M Lee, A Ye, A Gardino, A Hheijink, P Sorger, G MacBeath, and M Yaffe
Dept of Biology, David H. Koch Institute for Integrative Cancer Research, Cambridge, Massachusetts, USA.
Cell 149:780-794 (2012). doi: 10.1016/j.cell.2012.03.031

Historically, standard treatments for human malignancies have been single drug therapies that cause DNA damage. Systems-based approaches and network analysis are now being used to examine how signaling can be re-wired by drug treatments that target dynamic network states. This study suggests that the timing and order of administration of certain drug combinations increases treatment effectiveness. Lee et al. pre-treated cells with epidermal growth factor receptor (EGFR) inhibitors, prior to DNA-damaging chemotherapy drugs.

Pre-treatment with erlotinib (an EGFR inhibitor) sensitized triple-negative breast cancers (TNBCs) to the DNA damage agent doxorubicin, and cell death increased by nearly 500%. Sensitization occurred only if the drugs were given sequentially. Transcriptional, proteomic, and computational analysis of signaling networks showed that dynamic network re-wiring was responsible for sensitization. Quantitative Westerns (Odyssey Imager; high-density, 48-sample blots) were used to monitor systems-level signaling dynamics. Erlotinib treatment made cells more susceptible to DNA damage by reactivating an apoptotic pathway that had been suppressed.

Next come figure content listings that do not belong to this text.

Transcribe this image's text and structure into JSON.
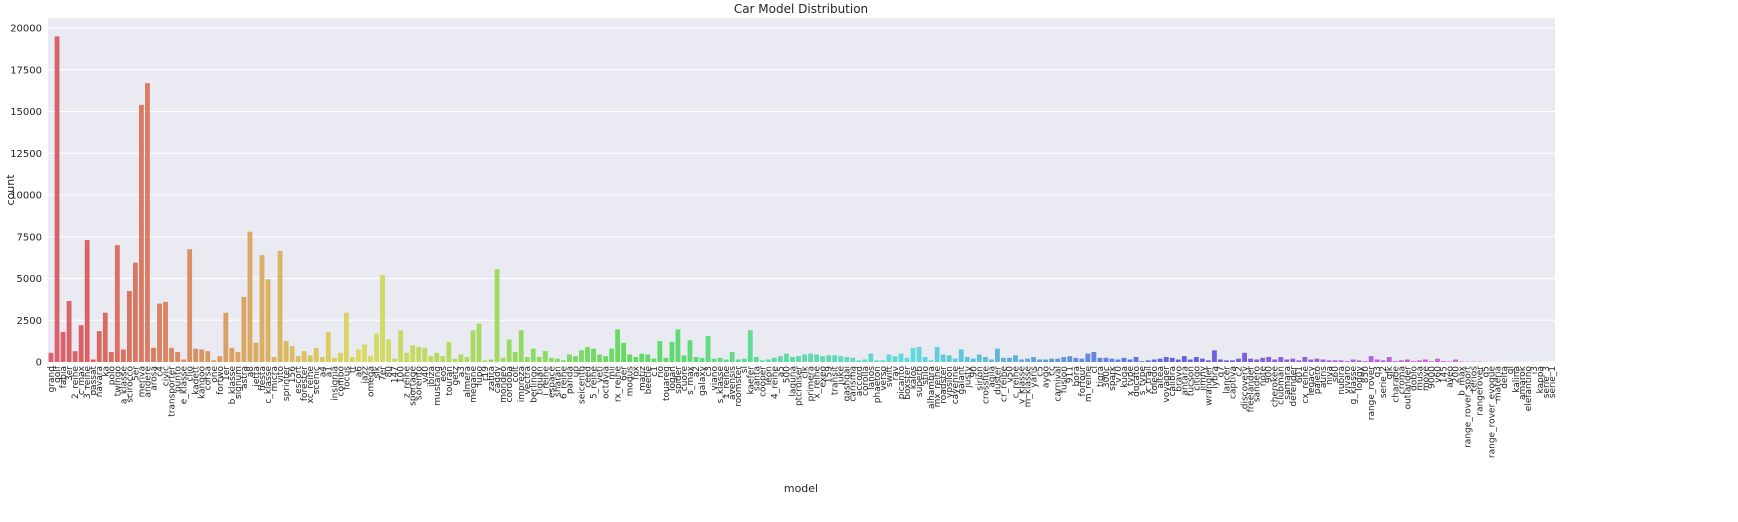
{
  "chart_data": {
    "type": "bar",
    "title": "Car Model Distribution",
    "x_label": "model",
    "y_label": "count",
    "palette": "husl",
    "grid": true,
    "categories": [
      "grand",
      "golf",
      "fabia",
      "3er",
      "2_reihe",
      "c_max",
      "3_reihe",
      "passat",
      "navara",
      "ka",
      "polo",
      "twingo",
      "a_klasse",
      "scirocco",
      "5er",
      "meriva",
      "andere",
      "arosa",
      "c4",
      "civic",
      "transporter",
      "punto",
      "e_klasse",
      "clio",
      "kadett",
      "kangoo",
      "corsa",
      "one",
      "fortwo",
      "1er",
      "b_klasse",
      "signum",
      "astra",
      "a8",
      "jetta",
      "fiesta",
      "c_klasse",
      "micra",
      "vito",
      "sprinter",
      "156",
      "escort",
      "forester",
      "xc_reihe",
      "scenic",
      "a4",
      "a1",
      "insignia",
      "combo",
      "focus",
      "tt",
      "a6",
      "jazz",
      "omega",
      "slk",
      "7er",
      "80",
      "147",
      "100",
      "z_reihe",
      "sportage",
      "sorento",
      "v40",
      "ibiza",
      "mustang",
      "eos",
      "touran",
      "getz",
      "a3",
      "almera",
      "megane",
      "lupo",
      "r19",
      "zafira",
      "caddy",
      "mondeo",
      "cordoba",
      "colt",
      "impreza",
      "vectra",
      "berlingo",
      "tiguan",
      "i_reihe",
      "espace",
      "sharan",
      "6_reihe",
      "panda",
      "up",
      "seicento",
      "ceed",
      "5_reihe",
      "yeti",
      "octavia",
      "mii",
      "rx_reihe",
      "6er",
      "modus",
      "fox",
      "matiz",
      "beetle",
      "c1",
      "rio",
      "touareg",
      "logan",
      "spider",
      "cuore",
      "s_max",
      "a2",
      "galaxy",
      "c3",
      "viano",
      "s_klasse",
      "1_reihe",
      "avensis",
      "roomster",
      "sl",
      "kaefer",
      "santa",
      "cooper",
      "leon",
      "4_reihe",
      "a5",
      "500",
      "laguna",
      "ptcruiser",
      "clk",
      "primera",
      "x_reihe",
      "exeo",
      "159",
      "transit",
      "juke",
      "qashqai",
      "carisma",
      "accord",
      "corolla",
      "lanos",
      "phaeton",
      "verso",
      "swift",
      "rav",
      "picanto",
      "boxster",
      "kalos",
      "superb",
      "stilo",
      "alhambra",
      "mx_reihe",
      "roadster",
      "ypsilon",
      "cayenne",
      "galant",
      "justy",
      "90",
      "sirion",
      "crossfire",
      "agila",
      "duster",
      "cr_reihe",
      "v50",
      "c_reihe",
      "v_klasse",
      "m_klasse",
      "yaris",
      "c5",
      "aygo",
      "cc",
      "carnival",
      "fusion",
      "911",
      "bora",
      "forfour",
      "m_reihe",
      "cl",
      "tigra",
      "300c",
      "spark",
      "v70",
      "kuga",
      "x_type",
      "ducato",
      "s_type",
      "x_trail",
      "toledo",
      "altea",
      "voyager",
      "calibra",
      "bravo",
      "antara",
      "tucson",
      "citigo",
      "jimny",
      "wrangler",
      "lybra",
      "q7",
      "lancer",
      "captiva",
      "c2",
      "discovery",
      "freelander",
      "sandero",
      "note",
      "900",
      "cherokee",
      "clubman",
      "samara",
      "defender",
      "601",
      "cx_reihe",
      "legacy",
      "pajero",
      "auris",
      "niva",
      "s60",
      "nubira",
      "vivaro",
      "g_klasse",
      "lodgy",
      "850",
      "range_rover",
      "q3",
      "serie_2",
      "glk",
      "charade",
      "croma",
      "outlander",
      "doblo",
      "musa",
      "move",
      "9000",
      "v60",
      "145",
      "aveo",
      "200",
      "b_max",
      "range_rover_sport",
      "terios",
      "rangerover",
      "q5",
      "range_rover_evoque",
      "materia",
      "delta",
      "gl",
      "kalina",
      "amarok",
      "elefantino",
      "i3",
      "kappa",
      "serie_3",
      "serie_1"
    ],
    "values": [
      550,
      19500,
      1800,
      3650,
      650,
      2200,
      7300,
      150,
      1850,
      2950,
      600,
      7000,
      750,
      4250,
      5950,
      15400,
      16700,
      850,
      3500,
      3600,
      850,
      600,
      150,
      6750,
      800,
      750,
      650,
      100,
      350,
      2950,
      850,
      600,
      3900,
      7800,
      1150,
      6400,
      4950,
      300,
      6650,
      1250,
      950,
      350,
      650,
      400,
      850,
      300,
      1800,
      250,
      550,
      2950,
      300,
      750,
      1050,
      350,
      1700,
      5200,
      1350,
      200,
      1900,
      550,
      1000,
      900,
      850,
      350,
      550,
      350,
      1200,
      200,
      450,
      300,
      1900,
      2300,
      100,
      150,
      5550,
      250,
      1350,
      600,
      1900,
      300,
      800,
      300,
      650,
      250,
      200,
      100,
      450,
      350,
      700,
      900,
      800,
      450,
      350,
      800,
      1950,
      1150,
      450,
      300,
      500,
      450,
      200,
      1250,
      250,
      1200,
      1950,
      400,
      1300,
      300,
      250,
      1550,
      200,
      250,
      150,
      600,
      150,
      200,
      1900,
      300,
      100,
      150,
      250,
      350,
      500,
      300,
      350,
      450,
      500,
      450,
      350,
      400,
      400,
      350,
      300,
      250,
      100,
      150,
      500,
      100,
      100,
      450,
      350,
      500,
      250,
      850,
      900,
      300,
      100,
      900,
      450,
      400,
      200,
      750,
      300,
      200,
      450,
      300,
      150,
      800,
      250,
      250,
      400,
      150,
      200,
      300,
      150,
      150,
      200,
      200,
      300,
      350,
      250,
      200,
      500,
      600,
      250,
      250,
      200,
      150,
      250,
      150,
      300,
      50,
      100,
      150,
      200,
      300,
      250,
      150,
      350,
      150,
      300,
      200,
      100,
      700,
      150,
      100,
      100,
      200,
      550,
      200,
      150,
      250,
      300,
      150,
      300,
      150,
      200,
      100,
      300,
      150,
      200,
      150,
      100,
      100,
      100,
      50,
      150,
      100,
      50,
      350,
      150,
      100,
      300,
      50,
      100,
      150,
      50,
      100,
      150,
      50,
      200,
      50,
      30,
      150,
      30,
      20,
      20,
      20,
      10,
      10,
      10,
      5,
      5,
      5,
      5,
      5,
      3,
      2,
      2,
      1
    ],
    "ylim": [
      0,
      20600
    ],
    "yticks": [
      0,
      2500,
      5000,
      7500,
      10000,
      12500,
      15000,
      17500,
      20000
    ]
  }
}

Investigation of Ovarian Cancer Associated Sialylation Changes in N-linked Glycopeptides by Quantitative Proteomics

V Shetty, J Hafner, P Shah, Z Nickens, and R Philip
Immunotope, Inc., Doylestown, Pennsylvania, USA
Clinical Proteomics 9:10 (2012) doi:10.1186/1559-0275-9-10.

CA125 is currently used as a biomarker for ovarian cancer, but is ineffective for detection of early stage disease. Previous research indicates that the level of sialic acid in total serum of ovarian cancer patients is elevated. Based on that idea, the authors suggest using N-linked sialyated glycopeptides as potential targets for early stage ovarian cancer biomarker discovery.

Shetty et al. used Lectin-directed Tandem Lableing (LTL) and iTRAQ quantitative proteomics to investigate N-linked sialyated glycopeptides, and identified 10 that were up-regulated in serum from ovarian cancer patients. Quantitative Western blot analysis of lectin-enriched glycoproteins (Odyssey Imager) was used to confirm the proteomic analysis. In ovarian cancer, increased sialylation of haptoglobin, PON1, and Zinc-alpha-2-glycoprotein was observed. Cancer-specific sialylation of glycopeptides may be a target for biomarker discovery.